Related: 7 Things Your Poop Says About You

What will probably happen: Your butt might get wet. Seriously, you’re not going to catch any of the organisms listed above from urine. “The AIDS virus is contracted primarily via blood to blood or intimate sexual contact—not from urine,” Tierno says. Chlamydia in women remains deep inside the cervix—same goes for strains of HPV. The herpes virus lives inside cells and doesn’t survive for long outside the body, so that’s super-unlikely, per Tierno.
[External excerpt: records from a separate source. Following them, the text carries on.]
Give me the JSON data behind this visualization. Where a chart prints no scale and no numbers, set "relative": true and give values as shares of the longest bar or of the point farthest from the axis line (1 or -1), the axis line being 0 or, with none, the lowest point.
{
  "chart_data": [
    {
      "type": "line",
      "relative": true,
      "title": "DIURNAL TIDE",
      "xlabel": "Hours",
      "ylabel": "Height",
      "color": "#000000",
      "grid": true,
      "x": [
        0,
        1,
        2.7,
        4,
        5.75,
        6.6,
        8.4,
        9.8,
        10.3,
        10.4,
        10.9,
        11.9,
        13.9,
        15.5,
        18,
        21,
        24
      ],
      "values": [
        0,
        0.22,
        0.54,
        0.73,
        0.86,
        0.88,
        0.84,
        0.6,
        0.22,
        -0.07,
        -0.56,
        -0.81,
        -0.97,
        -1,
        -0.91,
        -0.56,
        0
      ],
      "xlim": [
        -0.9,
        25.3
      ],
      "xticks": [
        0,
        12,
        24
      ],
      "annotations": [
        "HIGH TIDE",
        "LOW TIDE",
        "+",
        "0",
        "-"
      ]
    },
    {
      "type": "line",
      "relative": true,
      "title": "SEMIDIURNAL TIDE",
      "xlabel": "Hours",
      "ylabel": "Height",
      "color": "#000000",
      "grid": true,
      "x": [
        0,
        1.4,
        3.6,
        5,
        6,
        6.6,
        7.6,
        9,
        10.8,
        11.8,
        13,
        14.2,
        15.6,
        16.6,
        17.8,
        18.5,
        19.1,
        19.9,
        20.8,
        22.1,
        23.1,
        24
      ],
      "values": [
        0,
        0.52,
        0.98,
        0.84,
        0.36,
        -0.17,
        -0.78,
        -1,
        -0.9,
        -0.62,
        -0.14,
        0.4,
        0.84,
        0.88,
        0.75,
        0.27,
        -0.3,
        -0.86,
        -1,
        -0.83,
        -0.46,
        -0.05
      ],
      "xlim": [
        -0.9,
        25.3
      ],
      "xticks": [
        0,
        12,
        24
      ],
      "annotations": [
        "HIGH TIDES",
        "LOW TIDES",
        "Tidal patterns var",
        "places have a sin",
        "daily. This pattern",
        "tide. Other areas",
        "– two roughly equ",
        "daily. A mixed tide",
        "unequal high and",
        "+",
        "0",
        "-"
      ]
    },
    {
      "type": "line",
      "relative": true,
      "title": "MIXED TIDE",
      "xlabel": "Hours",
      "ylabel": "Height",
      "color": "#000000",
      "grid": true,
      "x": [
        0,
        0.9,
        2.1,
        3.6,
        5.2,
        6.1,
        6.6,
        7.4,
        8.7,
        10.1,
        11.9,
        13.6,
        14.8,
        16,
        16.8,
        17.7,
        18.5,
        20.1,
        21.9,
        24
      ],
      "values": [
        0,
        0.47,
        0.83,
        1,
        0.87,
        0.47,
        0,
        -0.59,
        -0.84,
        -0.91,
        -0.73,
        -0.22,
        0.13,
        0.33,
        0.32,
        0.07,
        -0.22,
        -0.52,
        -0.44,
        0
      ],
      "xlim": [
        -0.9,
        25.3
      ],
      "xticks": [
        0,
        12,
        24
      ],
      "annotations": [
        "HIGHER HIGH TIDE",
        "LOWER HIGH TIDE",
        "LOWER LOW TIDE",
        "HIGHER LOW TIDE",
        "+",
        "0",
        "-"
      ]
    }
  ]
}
Crabs and syphilis are transmitted via intimate sexual contact (crabs also lack “feet” designed to hold on to or walk on smooth surfaces such as toilet seats, per the CDC), and syphilis is of such low incidence in the general population that it’s essentially not a threat. (Here’s your guide to STDs when you are over 40.) And besides, all of these organisms are fragile and do not live outside a warm human host for very long. “Different microbes have different abilities for survival,” Tierno says. “Viruses die fastest, and some bacteria last minutes to hours.” So don’t bother putting down a layer of toilet paper—except to mop up a splash.